At this juncture, the donor community can play a critical role to forge the needed consensus. It is critical that donor financing must be conditional in order to ensure that Pakistan takes painful, but necessary, steps that are needed for it to durably ensure growth and thus eliminate the need for global handouts every so many years. One way would be for such assistance to be tied to reform programs agreed with multilateral lending agencies. In particular, consideration should be given to linking disbursements with irreversible domestic actions to raise revenues and domestic savings rate over a defined period so that domestic savings rise enough in a durable fashion to permanently obviate the need for foreign aid. The importance of policy reforms and commitment to their implementation is thus self-evident.

(The views expressed in this article are solely of the author and in no way reflect views or opinions of the Middle East Institute)


1              See Moyo, Dambiso; “Dead Aid: Why Aid is Not Working and How There is a Better War for Africa;” Farrar, Straus and Giroux, 2009. Prof. Bhagwati noted that in the absence of conditions for proper use, aid is more likely to harm than help growth by discouraging or postponing necessary policy reforms.

2              For detail see IMF Country Report on Pakistan, N0. 08/21, January 2008. See also IMF, Pakistan-Public Information Notice, 17 December 2007.

3              Economic Survey of Pakistan, 2007-08, June 2008. For a good analysis of the emerging crisis see IMF, Pakistan – Request for Stand-by Arrangement, 20 November 2008.

4              An important example of the lackluster approach to the mounting economic problems is that, in the first six months of the new government, finance ministers were changed three times and secretaries of finance twice  which did not provide continuity of policy implementation and mixed signals to the market, leading to significant capital outflows.

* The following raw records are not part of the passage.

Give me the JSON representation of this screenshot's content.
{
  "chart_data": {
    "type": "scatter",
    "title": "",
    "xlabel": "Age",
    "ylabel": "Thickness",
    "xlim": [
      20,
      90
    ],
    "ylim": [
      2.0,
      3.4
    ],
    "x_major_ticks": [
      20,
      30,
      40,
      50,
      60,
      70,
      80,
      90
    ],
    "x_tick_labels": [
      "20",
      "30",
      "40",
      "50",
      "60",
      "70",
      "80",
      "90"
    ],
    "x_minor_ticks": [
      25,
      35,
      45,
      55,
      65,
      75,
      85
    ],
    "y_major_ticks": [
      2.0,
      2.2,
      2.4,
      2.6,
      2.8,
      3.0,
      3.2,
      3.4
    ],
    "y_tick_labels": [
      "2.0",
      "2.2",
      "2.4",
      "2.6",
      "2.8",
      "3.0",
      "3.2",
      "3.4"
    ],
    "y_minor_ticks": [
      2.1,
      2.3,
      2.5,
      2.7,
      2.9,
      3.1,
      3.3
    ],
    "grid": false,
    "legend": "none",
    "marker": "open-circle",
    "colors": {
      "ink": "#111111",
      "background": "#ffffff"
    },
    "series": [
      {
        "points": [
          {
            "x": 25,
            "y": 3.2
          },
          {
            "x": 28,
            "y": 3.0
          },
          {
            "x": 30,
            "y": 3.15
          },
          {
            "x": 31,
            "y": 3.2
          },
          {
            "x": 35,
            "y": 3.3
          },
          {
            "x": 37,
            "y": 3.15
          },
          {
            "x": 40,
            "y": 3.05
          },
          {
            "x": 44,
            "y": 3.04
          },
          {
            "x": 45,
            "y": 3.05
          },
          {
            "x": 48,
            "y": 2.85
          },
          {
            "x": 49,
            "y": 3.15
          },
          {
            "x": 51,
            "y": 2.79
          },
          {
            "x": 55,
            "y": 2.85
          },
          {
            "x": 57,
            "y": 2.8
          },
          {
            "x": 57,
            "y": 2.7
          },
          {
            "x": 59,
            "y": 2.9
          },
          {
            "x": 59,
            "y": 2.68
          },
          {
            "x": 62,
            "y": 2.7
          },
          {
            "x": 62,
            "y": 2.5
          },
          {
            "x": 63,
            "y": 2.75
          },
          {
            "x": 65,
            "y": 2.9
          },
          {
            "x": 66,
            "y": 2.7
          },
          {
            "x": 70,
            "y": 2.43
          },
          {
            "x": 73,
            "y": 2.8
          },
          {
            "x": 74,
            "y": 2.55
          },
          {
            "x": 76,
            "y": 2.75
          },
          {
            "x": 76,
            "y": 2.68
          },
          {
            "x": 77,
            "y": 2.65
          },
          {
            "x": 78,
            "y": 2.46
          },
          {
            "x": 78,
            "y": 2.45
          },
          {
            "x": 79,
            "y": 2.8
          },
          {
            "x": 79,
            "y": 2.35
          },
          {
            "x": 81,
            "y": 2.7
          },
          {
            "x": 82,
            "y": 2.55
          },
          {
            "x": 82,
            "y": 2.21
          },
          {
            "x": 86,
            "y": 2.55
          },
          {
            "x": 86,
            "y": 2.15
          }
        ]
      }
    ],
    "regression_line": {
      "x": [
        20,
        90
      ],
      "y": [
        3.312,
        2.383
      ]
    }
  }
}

5              The emerging consensus for energy reforms calls for an early settlement of the circular debt followed by repairs of installed capacity to increase production of electricity. Estimates show that the latter can be achieved in a few months and would cost only a fraction of the planned outlays on rental units.

6              For more details on the role of governance in growth see: Mark Gradstein, “Governance and Growth,” Journal of Development Economics, Vol. 73, Issue 2, April 2004, pp. 505-518; and Mushtaq H. Khan, “Governance, Economic Growth, and Development since 1960s,” background paper for the World Economic and Social Survey, 2006.